Montrose Golf Links risks losing a chunk of its holes if it can’t hold back ravaging tides.
The links management committee is now looking at funding options to install £5 million worth of rock armour along seaside holes 1, 2 and 3.
Failure to find a solution would mean a “massive realignment exercise” inland – amalgamating the existing championship and Broomfield courses into one.
Mr Salmond said: “The Montrose public are fed up of hearing different politicians talking about this issue – they want action.
“They expect their MSP’s, councillors and MP to work together to identify a solution and secure the funding to deliver the project.
“Coastal erosion was one of the big issues during the local elections back in May when I pledged if re-elected I would work with all interested parties to deliver a permanent solution.”
Mr Salmond has now called for a meeting of Montrose councillors and the town’s representatives at both Holyrood and Westminster “to agree a way forward”.
He said action and not warm words are now needed.
Mr Salmond has also told Angus Council chief executive Margo Williamson “that the council’s current policy of managed retreat needs to be reviewed”.
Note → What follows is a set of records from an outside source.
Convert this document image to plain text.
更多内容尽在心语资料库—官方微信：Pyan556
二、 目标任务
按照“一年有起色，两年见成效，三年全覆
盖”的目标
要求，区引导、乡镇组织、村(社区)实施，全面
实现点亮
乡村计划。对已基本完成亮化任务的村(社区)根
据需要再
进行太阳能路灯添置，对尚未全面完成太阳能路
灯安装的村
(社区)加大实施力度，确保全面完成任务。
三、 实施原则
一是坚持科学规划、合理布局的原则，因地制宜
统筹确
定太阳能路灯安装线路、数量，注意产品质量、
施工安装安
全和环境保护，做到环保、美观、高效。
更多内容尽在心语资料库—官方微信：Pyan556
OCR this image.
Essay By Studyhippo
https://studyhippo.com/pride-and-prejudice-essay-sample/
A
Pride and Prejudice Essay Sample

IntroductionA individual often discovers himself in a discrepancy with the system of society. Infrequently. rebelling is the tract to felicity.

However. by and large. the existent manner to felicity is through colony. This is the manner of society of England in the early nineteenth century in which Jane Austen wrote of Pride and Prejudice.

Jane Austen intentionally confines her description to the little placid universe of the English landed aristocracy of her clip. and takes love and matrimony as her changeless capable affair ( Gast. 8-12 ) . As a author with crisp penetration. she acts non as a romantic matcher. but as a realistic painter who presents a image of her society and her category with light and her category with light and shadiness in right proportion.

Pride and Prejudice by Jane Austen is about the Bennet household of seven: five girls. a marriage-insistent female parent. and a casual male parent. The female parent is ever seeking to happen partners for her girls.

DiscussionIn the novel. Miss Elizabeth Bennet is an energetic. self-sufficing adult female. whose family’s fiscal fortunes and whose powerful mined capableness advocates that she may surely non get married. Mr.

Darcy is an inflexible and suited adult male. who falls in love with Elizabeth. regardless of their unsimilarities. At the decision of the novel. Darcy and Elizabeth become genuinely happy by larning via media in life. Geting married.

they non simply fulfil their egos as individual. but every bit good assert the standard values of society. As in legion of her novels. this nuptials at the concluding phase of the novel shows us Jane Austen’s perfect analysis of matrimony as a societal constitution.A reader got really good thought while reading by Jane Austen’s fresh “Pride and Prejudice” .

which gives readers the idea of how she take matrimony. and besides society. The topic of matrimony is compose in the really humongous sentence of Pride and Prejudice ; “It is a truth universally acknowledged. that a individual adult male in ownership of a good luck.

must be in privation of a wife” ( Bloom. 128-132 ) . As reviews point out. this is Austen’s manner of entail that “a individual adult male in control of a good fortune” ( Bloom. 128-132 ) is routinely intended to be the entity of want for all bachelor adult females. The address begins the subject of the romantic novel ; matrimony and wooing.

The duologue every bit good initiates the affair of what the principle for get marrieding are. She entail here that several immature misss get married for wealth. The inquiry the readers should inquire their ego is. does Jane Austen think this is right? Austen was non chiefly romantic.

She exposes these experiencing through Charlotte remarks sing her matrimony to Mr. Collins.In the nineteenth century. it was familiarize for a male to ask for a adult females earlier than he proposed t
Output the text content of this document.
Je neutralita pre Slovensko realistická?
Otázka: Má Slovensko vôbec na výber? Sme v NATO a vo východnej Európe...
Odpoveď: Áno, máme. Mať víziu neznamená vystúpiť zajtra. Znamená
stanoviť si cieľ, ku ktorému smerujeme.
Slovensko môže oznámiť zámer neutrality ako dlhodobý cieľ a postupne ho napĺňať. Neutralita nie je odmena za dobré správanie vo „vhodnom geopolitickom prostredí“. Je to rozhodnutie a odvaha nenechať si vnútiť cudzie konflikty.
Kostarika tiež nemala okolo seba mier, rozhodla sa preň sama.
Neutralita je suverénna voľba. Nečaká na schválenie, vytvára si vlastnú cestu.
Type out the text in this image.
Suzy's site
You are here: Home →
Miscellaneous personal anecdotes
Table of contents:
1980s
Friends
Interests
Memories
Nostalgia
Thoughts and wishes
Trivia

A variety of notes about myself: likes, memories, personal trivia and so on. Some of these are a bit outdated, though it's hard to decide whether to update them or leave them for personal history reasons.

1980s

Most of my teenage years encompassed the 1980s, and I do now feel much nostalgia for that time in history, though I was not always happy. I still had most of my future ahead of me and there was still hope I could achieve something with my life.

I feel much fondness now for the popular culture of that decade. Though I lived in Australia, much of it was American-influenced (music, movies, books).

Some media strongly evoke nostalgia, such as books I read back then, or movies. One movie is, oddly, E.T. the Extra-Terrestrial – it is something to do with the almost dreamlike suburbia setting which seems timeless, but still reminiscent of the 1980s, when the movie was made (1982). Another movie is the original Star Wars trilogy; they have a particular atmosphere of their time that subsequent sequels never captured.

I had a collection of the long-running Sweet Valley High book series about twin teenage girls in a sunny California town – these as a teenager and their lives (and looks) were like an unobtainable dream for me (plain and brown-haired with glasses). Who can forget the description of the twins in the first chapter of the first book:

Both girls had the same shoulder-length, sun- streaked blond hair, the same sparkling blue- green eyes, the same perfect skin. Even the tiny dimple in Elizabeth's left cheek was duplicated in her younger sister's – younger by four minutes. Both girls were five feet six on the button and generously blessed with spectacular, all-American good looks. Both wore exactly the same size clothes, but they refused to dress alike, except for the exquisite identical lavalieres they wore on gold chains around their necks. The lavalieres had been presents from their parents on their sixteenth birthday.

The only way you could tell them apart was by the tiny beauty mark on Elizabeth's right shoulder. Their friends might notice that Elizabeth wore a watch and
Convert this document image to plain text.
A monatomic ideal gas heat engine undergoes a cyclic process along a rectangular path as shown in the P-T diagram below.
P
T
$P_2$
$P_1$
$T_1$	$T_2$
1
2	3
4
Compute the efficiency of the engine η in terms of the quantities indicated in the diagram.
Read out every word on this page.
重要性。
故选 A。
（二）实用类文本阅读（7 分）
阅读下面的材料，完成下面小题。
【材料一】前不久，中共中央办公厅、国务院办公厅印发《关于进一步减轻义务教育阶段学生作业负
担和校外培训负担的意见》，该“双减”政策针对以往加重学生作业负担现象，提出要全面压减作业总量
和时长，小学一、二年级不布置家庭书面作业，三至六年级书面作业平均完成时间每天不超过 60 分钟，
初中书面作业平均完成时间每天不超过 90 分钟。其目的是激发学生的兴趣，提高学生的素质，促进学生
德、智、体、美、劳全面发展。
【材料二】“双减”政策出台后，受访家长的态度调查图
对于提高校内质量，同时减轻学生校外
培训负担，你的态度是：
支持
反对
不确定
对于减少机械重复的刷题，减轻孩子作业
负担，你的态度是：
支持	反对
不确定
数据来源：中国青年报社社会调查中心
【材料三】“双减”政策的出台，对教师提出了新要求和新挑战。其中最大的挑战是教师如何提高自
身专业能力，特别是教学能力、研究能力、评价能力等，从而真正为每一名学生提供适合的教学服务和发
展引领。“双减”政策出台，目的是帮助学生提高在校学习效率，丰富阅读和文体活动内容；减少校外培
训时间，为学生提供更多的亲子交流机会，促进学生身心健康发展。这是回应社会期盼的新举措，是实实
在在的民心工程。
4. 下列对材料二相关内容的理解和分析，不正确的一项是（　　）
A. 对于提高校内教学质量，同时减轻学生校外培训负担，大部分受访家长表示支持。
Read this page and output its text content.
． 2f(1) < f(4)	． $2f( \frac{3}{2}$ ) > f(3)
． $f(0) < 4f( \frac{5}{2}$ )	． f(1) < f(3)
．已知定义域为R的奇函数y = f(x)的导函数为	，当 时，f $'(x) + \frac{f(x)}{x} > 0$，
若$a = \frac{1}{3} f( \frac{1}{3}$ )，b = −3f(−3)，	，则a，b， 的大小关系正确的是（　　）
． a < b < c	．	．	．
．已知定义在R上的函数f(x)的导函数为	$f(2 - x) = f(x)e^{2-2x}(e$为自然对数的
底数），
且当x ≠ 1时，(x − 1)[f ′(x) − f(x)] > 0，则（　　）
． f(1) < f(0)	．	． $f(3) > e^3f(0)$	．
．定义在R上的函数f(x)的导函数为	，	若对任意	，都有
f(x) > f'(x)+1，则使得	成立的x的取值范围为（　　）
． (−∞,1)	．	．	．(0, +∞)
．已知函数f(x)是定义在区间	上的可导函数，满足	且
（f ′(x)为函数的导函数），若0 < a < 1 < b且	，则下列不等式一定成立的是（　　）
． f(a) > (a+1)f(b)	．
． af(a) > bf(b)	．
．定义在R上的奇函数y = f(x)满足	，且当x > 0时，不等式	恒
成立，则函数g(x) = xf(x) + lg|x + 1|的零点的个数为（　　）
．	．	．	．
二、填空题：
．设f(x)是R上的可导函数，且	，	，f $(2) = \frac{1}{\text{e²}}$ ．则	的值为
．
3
However, he admitted that with the local authority having to make savings of up to £50m in the next three to four years funding would need to come from the Scottish Governmemt.
Montrose Golk Links need to find the £5m themselves for the rock armour but amalgamating the courses could cost just as much.
They are looking at government grants and even the possibility of a crowdfunding campaign if it doesn’t meet the criteria for “emergency funding”.
Heavy wind and rainfall in recent years has meant that a number of golf courses are in danger of falling into the sea.
In research published in 2016, Dundee University post-doctoral researcher, Dr Fraser Milne, estimated that the North Sea has crept 70 metres towards Montrose within the last 30 years.